Nevertheless, "people are more aware than ever that you are judged on the quality of your product above all," maintains certified public accountant Paul Hense, based in Grand Rapids. His clients are primarily regional small businesses. Hense says one client has even grown his dental business by implementing a quality program that measures customer satisfaction, employee morale, compensation, and the effectiveness of his billing practices.
They're Resourceful
It doesn't matter whether some parts of the assembly kit are homemade or subcontracted; more businesses appear to be fully capable from the get-go. "They are more balanced," says Susan Davis, executive director of Investors' Circle, a network of socially responsible private investors who consider start-ups. "If they don't have the expertise themselves, they go out and get it." A huge array of services for start-ups and small businesses are enabling entrepreneurs to find, acquire, or absorb the skills and intellectual tools they lack.
Those newly available services and tools include those offered by National Institute of Standards and Technology field agents and Small Business Development Center counselors, as well as the Committee on Economic Development's annual report card and a range of publications geared to entrepreneurs. Small Business Development Center counselor and incubator manager Kim S. Pierce in Macomb, Ill., notes, "People come in today much more aware of business because of all the workshops and agencies out there."
Many of those agents help would-be entrepreneurs with such tasks as writing business plans to qualify for bank loans. Or they provide turnkey tools like Pierce's "One-Stop Shopping Kit" from the State of Illinois, which consolidates all the permits and forms needed from a new company.
Higher up the food chain, agencies help emerging businesses link up with complementary talent. "You don't see solitary individuals starting companies -- you see teams of two to five people," says John Freyhof of the Enterprise Corp. of Pittsburgh, which was formed in 1983 to help entrepreneurs find venture capital and technical support.

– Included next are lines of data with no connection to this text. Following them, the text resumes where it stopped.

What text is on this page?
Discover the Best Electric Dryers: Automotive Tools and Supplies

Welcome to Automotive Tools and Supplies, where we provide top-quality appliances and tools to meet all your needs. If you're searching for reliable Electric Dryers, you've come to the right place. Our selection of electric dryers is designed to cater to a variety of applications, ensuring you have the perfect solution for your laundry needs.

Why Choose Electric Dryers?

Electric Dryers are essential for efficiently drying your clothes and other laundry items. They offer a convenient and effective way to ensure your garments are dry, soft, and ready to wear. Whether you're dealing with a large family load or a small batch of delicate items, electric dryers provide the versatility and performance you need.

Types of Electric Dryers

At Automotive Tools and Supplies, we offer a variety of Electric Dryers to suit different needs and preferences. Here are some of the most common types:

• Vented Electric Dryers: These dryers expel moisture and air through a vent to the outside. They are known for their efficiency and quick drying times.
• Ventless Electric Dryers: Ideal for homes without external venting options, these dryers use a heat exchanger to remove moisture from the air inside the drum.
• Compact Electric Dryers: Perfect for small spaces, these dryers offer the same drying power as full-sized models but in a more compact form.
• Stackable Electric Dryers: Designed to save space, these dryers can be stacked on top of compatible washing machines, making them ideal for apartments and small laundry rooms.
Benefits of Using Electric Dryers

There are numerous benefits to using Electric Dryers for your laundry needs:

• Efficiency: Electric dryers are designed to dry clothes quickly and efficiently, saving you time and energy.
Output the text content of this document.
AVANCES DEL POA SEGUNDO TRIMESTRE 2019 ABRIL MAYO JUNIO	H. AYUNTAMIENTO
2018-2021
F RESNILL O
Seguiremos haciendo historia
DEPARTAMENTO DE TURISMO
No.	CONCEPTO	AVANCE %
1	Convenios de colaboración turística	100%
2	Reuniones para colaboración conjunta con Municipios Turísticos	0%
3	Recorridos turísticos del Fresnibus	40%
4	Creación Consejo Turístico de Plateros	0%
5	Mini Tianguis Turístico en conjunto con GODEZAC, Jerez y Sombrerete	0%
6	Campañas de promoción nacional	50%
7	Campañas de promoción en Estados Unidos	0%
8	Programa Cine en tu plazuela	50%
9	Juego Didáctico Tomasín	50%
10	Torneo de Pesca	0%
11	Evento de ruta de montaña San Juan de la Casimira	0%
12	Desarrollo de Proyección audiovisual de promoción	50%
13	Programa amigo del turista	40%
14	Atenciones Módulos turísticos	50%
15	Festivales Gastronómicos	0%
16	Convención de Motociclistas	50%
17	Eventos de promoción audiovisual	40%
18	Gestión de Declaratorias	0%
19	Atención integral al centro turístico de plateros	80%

Even beyond the start-up phase businesses tap into networks that enable them to solve problems they couldn't tackle solo. "We are seeing more clustering of companies around one problem, such as ISO 9000," says Joseph A. Holroyd, a manager at Industrial Technology Extension Services, a New York State agency. Spurred by that agency, for instance, a group of ceramics companies recently banded together to discuss joint disposal of their hazardous waste.
They're Planned
A direct result of the new information market is that many small companies know where they fit in their market and where they want to go. "Ten years ago Sears could get very sophisticated demographics about potential customers. Today I can, too, at a reasonable price," Hense says, referring to a client of his who provides small businesses with crystalline data on market niches. "Even businesses that never had market plans -- like plumbers or CPAs -- have them today," Hense says. His clients now ask him for comparative statistics on how they stack up in such areas as labor costs or cost of goods sold. "I can answer questions like 'Should I lease or should I buy?' I have all those computations at my fingertips," he says.
Market Mapping Plus president David Fant provides the services Hense describes. Fant uses a demographic database that he customizes for small businesses. Recently, he completed a site analysis for an entrepreneur looking to open a bar and restaurant. First Fant took a set of criteria and generated locations that correlated to the owner's specs; then, once he'd found a site, Fant gave the owner a detailed plan. "When he went in for a loan, he had demographics and traffic counts -- even the exact location," says Fant. "He had a complete picture of what the market potential was at that site."
They're Experienced
As corporate refugees apply their business skills and experience to start-ups, they are creating baby companies with far better links to big business, access to partners and capital, and knowledge of a particular market or product.
"So many entrepreneurs are 'glass-ceilinged' out of the corporate world, and they take with them incredibly high standards," says Susan Davis. She says those high-caliber pros bring full Rolodexes with them, and they're "more inclined toward strategic partnering." Davis formed her company in 1990 with three crucial alliances. She hooked up with entrepreneurs to manage her company's conferences, to run the investment committee, and to make sure that members did network.
IBM alone, over the past couple of years, has released tens of thousands of experienced businesspeople into the economy. According to Alexander Auerbach, publisher of Out of the Blue, the newsletter for former IBM employees, many IBM cast-offs emerge with several advantages. First, he says, "there was a high ambient level of skills and training" at a company that already had high selection standards. Second, many employees went through rigorous internal planning ventures at IBM, which demands full (and perhaps excessive) forecasts and projections for its own projects. And third, many of those who left the company did so with capital to invest in a venture -- either a large nest egg from the stock IBM encouraged its employees to buy, or IBM retirement income.